Reeker is not a traditional stalk and slash, nor is it a black how will they die? comedy fright-fest. As the final scenes settle into place you suddenly realise whats been going on. The clues were there from the beginning. I cant tell you what they were or even the least shrewd amongst you will have it all figured out. The climax by numbers is a little patronising, given that the director seems insistent on pointing out every last detail, but you have to hand it to him, he does at least try and make sense of every last detail. So why will you end up feeling so cheated?
The trouble is that whilst the story is quite unique, it isnt entirely original. This has been done before. Again, I cant explain when or where, because Ill give the game away, but just trust me that it isnt as original as you first think. This is a huge disappointment, given only that the way the film is made is just so darned freaky that you might believe that this is going to be something quite outstanding. I loved the whole idea. Teenagers in deserted motel, hunted down by strange killer whose presence can only be detected by the foul smell of rotting flesh. How cool is that? I loved the visuals. The blinking, skittering images of the killer appearing here and there were creepy and unsettling. The presence of other victims in other states of emaciation was curious what had been going on? The arrival of and old man named Henry, looking for his missing wife adds more intrigue is he everything that he appears to be. Theres even a blind man in the party, purposefully placed because his heightened senses mean that hes instantly more aware of the Reeker. It should have been so much better.

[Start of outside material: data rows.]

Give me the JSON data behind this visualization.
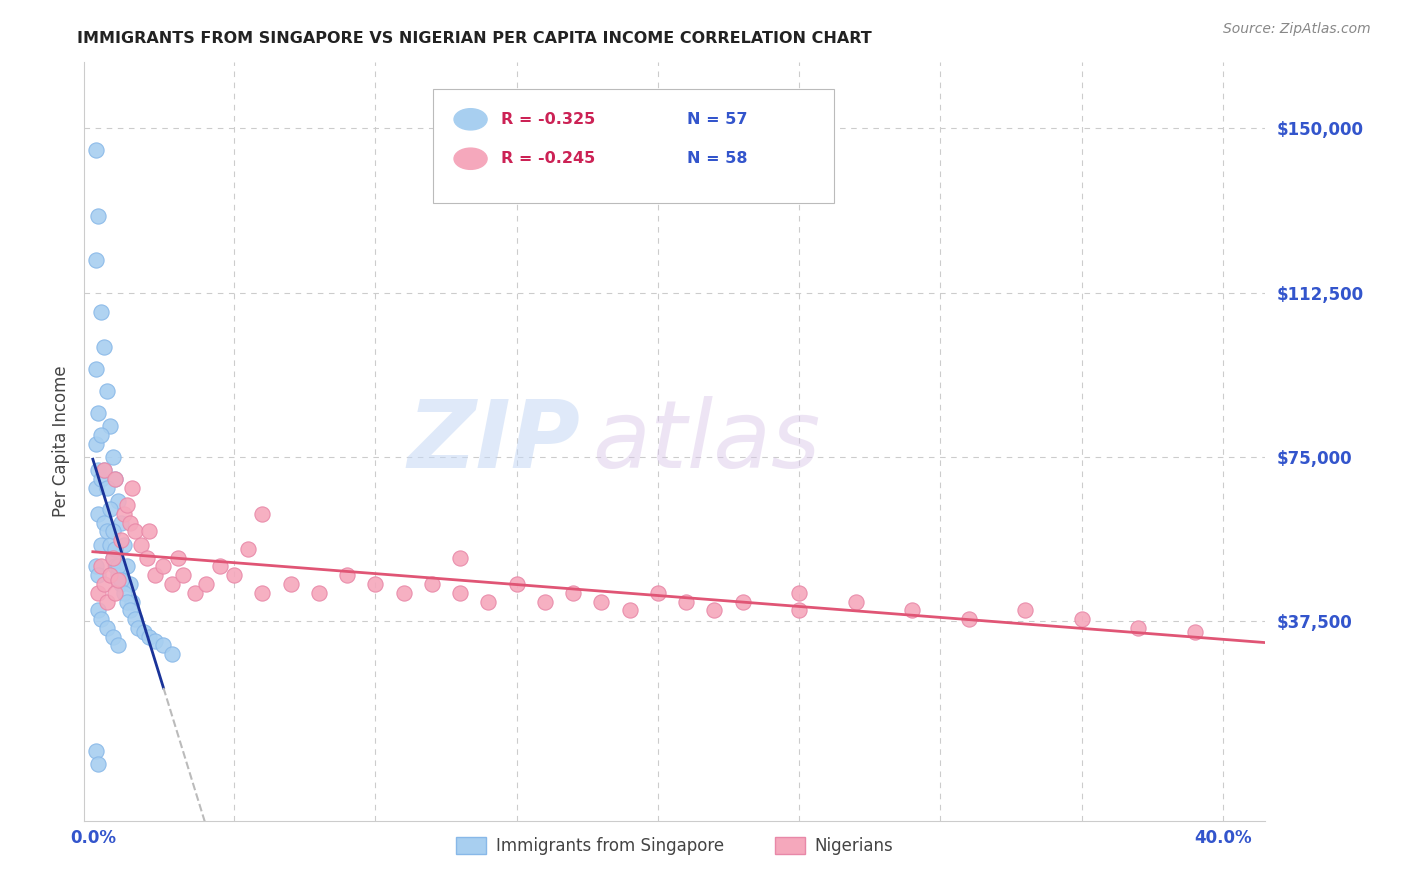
{
  "title": "IMMIGRANTS FROM SINGAPORE VS NIGERIAN PER CAPITA INCOME CORRELATION CHART",
  "source": "Source: ZipAtlas.com",
  "ylabel": "Per Capita Income",
  "y_ticks": [
    0,
    37500,
    75000,
    112500,
    150000
  ],
  "y_tick_labels": [
    "",
    "$37,500",
    "$75,000",
    "$112,500",
    "$150,000"
  ],
  "xlim": [
    -0.003,
    0.415
  ],
  "ylim": [
    -8000,
    165000
  ],
  "legend_entries": [
    {
      "r_label": "R = -0.325",
      "n_label": "N = 57",
      "color": "#a8cff0"
    },
    {
      "r_label": "R = -0.245",
      "n_label": "N = 58",
      "color": "#f5a8bc"
    }
  ],
  "legend_labels_bottom": [
    "Immigrants from Singapore",
    "Nigerians"
  ],
  "watermark_zip": "ZIP",
  "watermark_atlas": "atlas",
  "title_color": "#222222",
  "source_color": "#888888",
  "axis_label_color": "#444444",
  "tick_color": "#3355cc",
  "grid_color": "#cccccc",
  "blue_scatter_color": "#a8cff0",
  "pink_scatter_color": "#f5a8bc",
  "blue_line_color": "#1a3399",
  "pink_line_color": "#e05575",
  "dashed_line_color": "#bbbbbb",
  "r_text_color": "#cc2255",
  "n_text_color": "#3355cc"
}
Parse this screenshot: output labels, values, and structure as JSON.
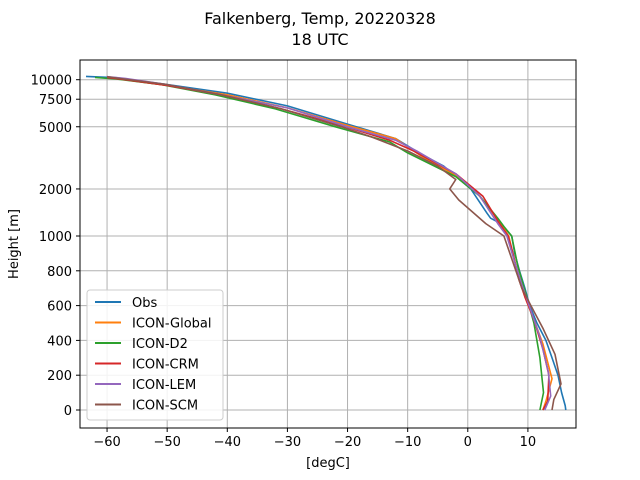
{
  "chart_data": {
    "type": "line",
    "title": "Falkenberg, Temp, 20220328",
    "subtitle": "18 UTC",
    "xlabel": "[degC]",
    "ylabel": "Height [m]",
    "xlim": [
      -64.5,
      18
    ],
    "grid": true,
    "legend_position": "lower-left",
    "x_ticks": [
      -60,
      -50,
      -40,
      -30,
      -20,
      -10,
      0,
      10
    ],
    "y_ticks": [
      0,
      200,
      400,
      600,
      800,
      1000,
      2000,
      5000,
      7500,
      10000
    ],
    "y_tick_labels": [
      "0",
      "200",
      "400",
      "600",
      "800",
      "1000",
      "2000",
      "5000",
      "7500",
      "10000"
    ],
    "y_scale": "piecewise: linear 0-1000 m, logarithmic above 1000 m",
    "series": [
      {
        "name": "Obs",
        "color": "#1f77b4",
        "points": [
          [
            16.3,
            0
          ],
          [
            16.2,
            25
          ],
          [
            15.6,
            100
          ],
          [
            15,
            200
          ],
          [
            14,
            300
          ],
          [
            13,
            400
          ],
          [
            11.5,
            500
          ],
          [
            10.3,
            600
          ],
          [
            9.5,
            700
          ],
          [
            8.6,
            800
          ],
          [
            7.8,
            900
          ],
          [
            7.3,
            1000
          ],
          [
            5.5,
            1200
          ],
          [
            3.8,
            1300
          ],
          [
            3.2,
            1400
          ],
          [
            0.5,
            2000
          ],
          [
            -4,
            2800
          ],
          [
            -7.5,
            3300
          ],
          [
            -12,
            4200
          ],
          [
            -20,
            5200
          ],
          [
            -30,
            6800
          ],
          [
            -40,
            8200
          ],
          [
            -50,
            9300
          ],
          [
            -58.5,
            10300
          ],
          [
            -63.5,
            10500
          ]
        ]
      },
      {
        "name": "ICON-Global",
        "color": "#ff7f0e",
        "points": [
          [
            12.5,
            0
          ],
          [
            13,
            50
          ],
          [
            14,
            180
          ],
          [
            12.5,
            380
          ],
          [
            11,
            520
          ],
          [
            9.5,
            650
          ],
          [
            8,
            830
          ],
          [
            6.8,
            1000
          ],
          [
            5.5,
            1200
          ],
          [
            4.2,
            1400
          ],
          [
            1,
            2000
          ],
          [
            -2.5,
            2500
          ],
          [
            -8,
            3300
          ],
          [
            -12,
            4200
          ],
          [
            -20,
            5100
          ],
          [
            -30,
            6600
          ],
          [
            -40,
            8000
          ],
          [
            -50,
            9200
          ],
          [
            -58,
            10100
          ],
          [
            -60,
            10400
          ]
        ]
      },
      {
        "name": "ICON-D2",
        "color": "#2ca02c",
        "points": [
          [
            12,
            0
          ],
          [
            12.6,
            100
          ],
          [
            12,
            300
          ],
          [
            11,
            500
          ],
          [
            9.8,
            650
          ],
          [
            8.3,
            830
          ],
          [
            7.3,
            1000
          ],
          [
            6,
            1150
          ],
          [
            5,
            1300
          ],
          [
            2,
            1800
          ],
          [
            -2,
            2400
          ],
          [
            -10,
            3400
          ],
          [
            -13,
            4000
          ],
          [
            -22,
            5000
          ],
          [
            -32,
            6500
          ],
          [
            -42,
            8000
          ],
          [
            -51,
            9300
          ],
          [
            -58.5,
            10100
          ],
          [
            -62,
            10350
          ]
        ]
      },
      {
        "name": "ICON-CRM",
        "color": "#d62728",
        "points": [
          [
            12.5,
            0
          ],
          [
            13.3,
            50
          ],
          [
            13.5,
            200
          ],
          [
            12.5,
            350
          ],
          [
            11,
            520
          ],
          [
            9.5,
            650
          ],
          [
            8.5,
            750
          ],
          [
            7.5,
            900
          ],
          [
            6.7,
            1000
          ],
          [
            5,
            1250
          ],
          [
            2.5,
            1800
          ],
          [
            -2,
            2500
          ],
          [
            -9,
            3500
          ],
          [
            -13,
            4100
          ],
          [
            -21,
            5100
          ],
          [
            -31,
            6500
          ],
          [
            -41,
            8000
          ],
          [
            -50,
            9200
          ],
          [
            -57,
            10000
          ],
          [
            -60,
            10350
          ]
        ]
      },
      {
        "name": "ICON-LEM",
        "color": "#9467bd",
        "points": [
          [
            12.8,
            0
          ],
          [
            13.8,
            80
          ],
          [
            13.4,
            220
          ],
          [
            12,
            420
          ],
          [
            10.5,
            570
          ],
          [
            9,
            720
          ],
          [
            7.8,
            850
          ],
          [
            6.5,
            1000
          ],
          [
            5,
            1200
          ],
          [
            2,
            1800
          ],
          [
            -2,
            2500
          ],
          [
            -8.5,
            3500
          ],
          [
            -12,
            4100
          ],
          [
            -20,
            5000
          ],
          [
            -30,
            6600
          ],
          [
            -41,
            8000
          ],
          [
            -50,
            9300
          ],
          [
            -57,
            10200
          ],
          [
            -60,
            10450
          ]
        ]
      },
      {
        "name": "ICON-SCM",
        "color": "#8c564b",
        "points": [
          [
            14,
            0
          ],
          [
            14.3,
            60
          ],
          [
            15.5,
            150
          ],
          [
            14.5,
            320
          ],
          [
            12.5,
            470
          ],
          [
            10.5,
            600
          ],
          [
            9,
            700
          ],
          [
            7.5,
            850
          ],
          [
            6,
            1000
          ],
          [
            3,
            1200
          ],
          [
            -1.5,
            1700
          ],
          [
            -3,
            2000
          ],
          [
            -2,
            2300
          ],
          [
            -5,
            2800
          ],
          [
            -10,
            3500
          ],
          [
            -16,
            4300
          ],
          [
            -21,
            5000
          ],
          [
            -31,
            6500
          ],
          [
            -41,
            8000
          ],
          [
            -50,
            9300
          ],
          [
            -58,
            10200
          ],
          [
            -60,
            10450
          ]
        ]
      }
    ]
  }
}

Its not helped by a fairly weak cast. Whilst any such film is reliant on its teen characters, the ones used in Reeker have little going for them. The only familiar teenaged face is Derek Richardson (recently seen being tortured in Hostel) and he plays virtually the same character here. The lead female, Gretchen, has a really irritating voice and everyone else is instantly forgettable. Michael Ironsides arrival as Henry promises more but delivers little and hes out as quickly as he is in.
I couldnt help thinking that one of the directors biggest problems was cash flow. Reeker should have been nasty but actually more cheap and nasty. The opening scenes were (unintentionally) guffaw-inducing, due largely to some seriously bad make-up effects. The night time setting of the rest of the film exposes the budget less, but you can tell there wasnt much money to go round. The 15-certificate is a fair reflection of the violent content Reeker would have had to be much nastier to merit anything more and in retrospect actually feels quite tame.
At around ninety minutes, Reeker keeps it short and simple and never outstays its welcome. I liked lots of bits of this film, but the finished product was just not satisfying enough and as much as I wanted to be creeped out, I very rarely was. To anyone looking for common sense and logic, Reeker would simply exasperate so it probably doesnt come as any surprise that it came and went so quickly.